Trump w sercu Eurazji: Ameryka między Rosją i Chinami

Krystian Kamiński, b. poseł na Sejm

USA pierwszy raz od wielu dekad próbują wejść w region, który był rosyjsko-chińskim podwórkiem. Trump otwiera nowy geopolityczny front.
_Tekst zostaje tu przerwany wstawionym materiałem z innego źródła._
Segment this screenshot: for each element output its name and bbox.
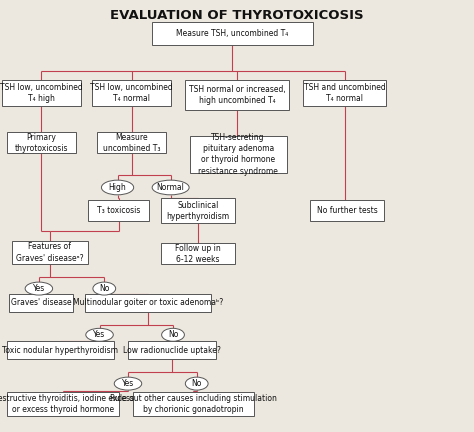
Text: Low radionuclide uptake?: Low radionuclide uptake?: [123, 346, 221, 355]
Ellipse shape: [162, 328, 184, 341]
Text: Features of
Graves' diseaseᵃ?: Features of Graves' diseaseᵃ?: [16, 242, 83, 263]
Text: Yes: Yes: [33, 284, 45, 293]
FancyBboxPatch shape: [133, 392, 254, 416]
Text: Rule out other causes including stimulation
by chorionic gonadotropin: Rule out other causes including stimulat…: [109, 394, 277, 414]
Ellipse shape: [185, 377, 208, 390]
Ellipse shape: [114, 377, 142, 390]
Text: Measure
uncombined T₃: Measure uncombined T₃: [103, 133, 160, 152]
Text: TSH normal or increased,
high uncombined T₄: TSH normal or increased, high uncombined…: [189, 85, 285, 105]
Ellipse shape: [93, 282, 116, 295]
FancyBboxPatch shape: [128, 341, 216, 359]
FancyBboxPatch shape: [303, 80, 386, 106]
FancyBboxPatch shape: [161, 198, 235, 223]
FancyBboxPatch shape: [152, 22, 313, 45]
Text: Toxic nodular hyperthyroidism: Toxic nodular hyperthyroidism: [2, 346, 118, 355]
FancyBboxPatch shape: [161, 243, 235, 264]
Text: Measure TSH, uncombined T₄: Measure TSH, uncombined T₄: [176, 29, 288, 38]
Text: EVALUATION OF THYROTOXICOSIS: EVALUATION OF THYROTOXICOSIS: [110, 9, 364, 22]
Text: Follow up in
6-12 weeks: Follow up in 6-12 weeks: [175, 244, 221, 264]
Text: Normal: Normal: [157, 183, 184, 192]
Text: High: High: [109, 183, 127, 192]
FancyBboxPatch shape: [190, 136, 287, 173]
Text: TSH-secreting
pituitary adenoma
or thyroid hormone
resistance syndrome: TSH-secreting pituitary adenoma or thyro…: [198, 133, 278, 175]
Text: TSH and uncombined
T₄ normal: TSH and uncombined T₄ normal: [304, 83, 386, 103]
FancyBboxPatch shape: [7, 392, 118, 416]
Text: Destructive thyroiditis, iodine excess
or excess thyroid hormone: Destructive thyroiditis, iodine excess o…: [0, 394, 134, 414]
Text: Primary
thyrotoxicosis: Primary thyrotoxicosis: [15, 133, 68, 152]
Text: TSH low, uncombined
T₄ normal: TSH low, uncombined T₄ normal: [90, 83, 173, 103]
FancyBboxPatch shape: [9, 294, 73, 312]
FancyBboxPatch shape: [310, 200, 384, 221]
Text: No: No: [99, 284, 109, 293]
Text: Multinodular goiter or toxic adenomaᵇ?: Multinodular goiter or toxic adenomaᵇ?: [73, 299, 223, 307]
FancyBboxPatch shape: [185, 80, 289, 110]
Ellipse shape: [101, 180, 134, 195]
Text: TSH low, uncombined
T₄ high: TSH low, uncombined T₄ high: [0, 83, 83, 103]
FancyBboxPatch shape: [88, 200, 149, 221]
Text: Yes: Yes: [93, 330, 106, 339]
Text: T₃ toxicosis: T₃ toxicosis: [97, 206, 140, 215]
FancyBboxPatch shape: [7, 132, 76, 153]
Text: No: No: [168, 330, 178, 339]
Text: No: No: [191, 379, 202, 388]
Text: Subclinical
hyperthyroidism: Subclinical hyperthyroidism: [166, 201, 229, 221]
Text: Graves' disease: Graves' disease: [11, 299, 72, 307]
FancyBboxPatch shape: [97, 132, 166, 153]
FancyBboxPatch shape: [2, 80, 81, 106]
Ellipse shape: [86, 328, 113, 341]
Ellipse shape: [152, 180, 189, 195]
Ellipse shape: [25, 282, 53, 295]
FancyBboxPatch shape: [12, 241, 88, 264]
FancyBboxPatch shape: [7, 341, 114, 359]
FancyBboxPatch shape: [92, 80, 171, 106]
Text: Yes: Yes: [122, 379, 134, 388]
FancyBboxPatch shape: [85, 294, 211, 312]
Text: No further tests: No further tests: [317, 206, 378, 215]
6 listopada w Białym Domu pojawili się wyjątkowi goście – przywódcy państw Azji Środkowej. Spotkanie odbyło się w ramach formatu C5+1, który ma otworzyć Ameryce drzwi do jednego z najtrudniej dostępnych regionów świata. Serce Lądu zawsze takie było dla najpotężniejszych imperiów morskich. Ze stepu wychodziły fale ludów definiujących dzieje Europy, łącznie z samymi Indoeuropejczykami. Nawet Imperium Brytyjskie, łamiąc sobie zęby w Afganistanie, nie sięgnęło kolebki Samarkandy, Buchary i Kotliny Fergańskiej. Region – przez wieki kluczowy węzeł Jedwabnego Szlaku – w epoce nowożytnej stał się jednak zapomnianą peryferią. Mimo jego słabości Rosja dotarła tu ze stepów obecnego północnego Kazachstanu dopiero u schyłku XIX wieku. Doświadczenie caratu było zróżnicowane – od kolonizacji stepowej północy po życie starym życiem pod protektoratem Buchary, Kokandu i Chiwy.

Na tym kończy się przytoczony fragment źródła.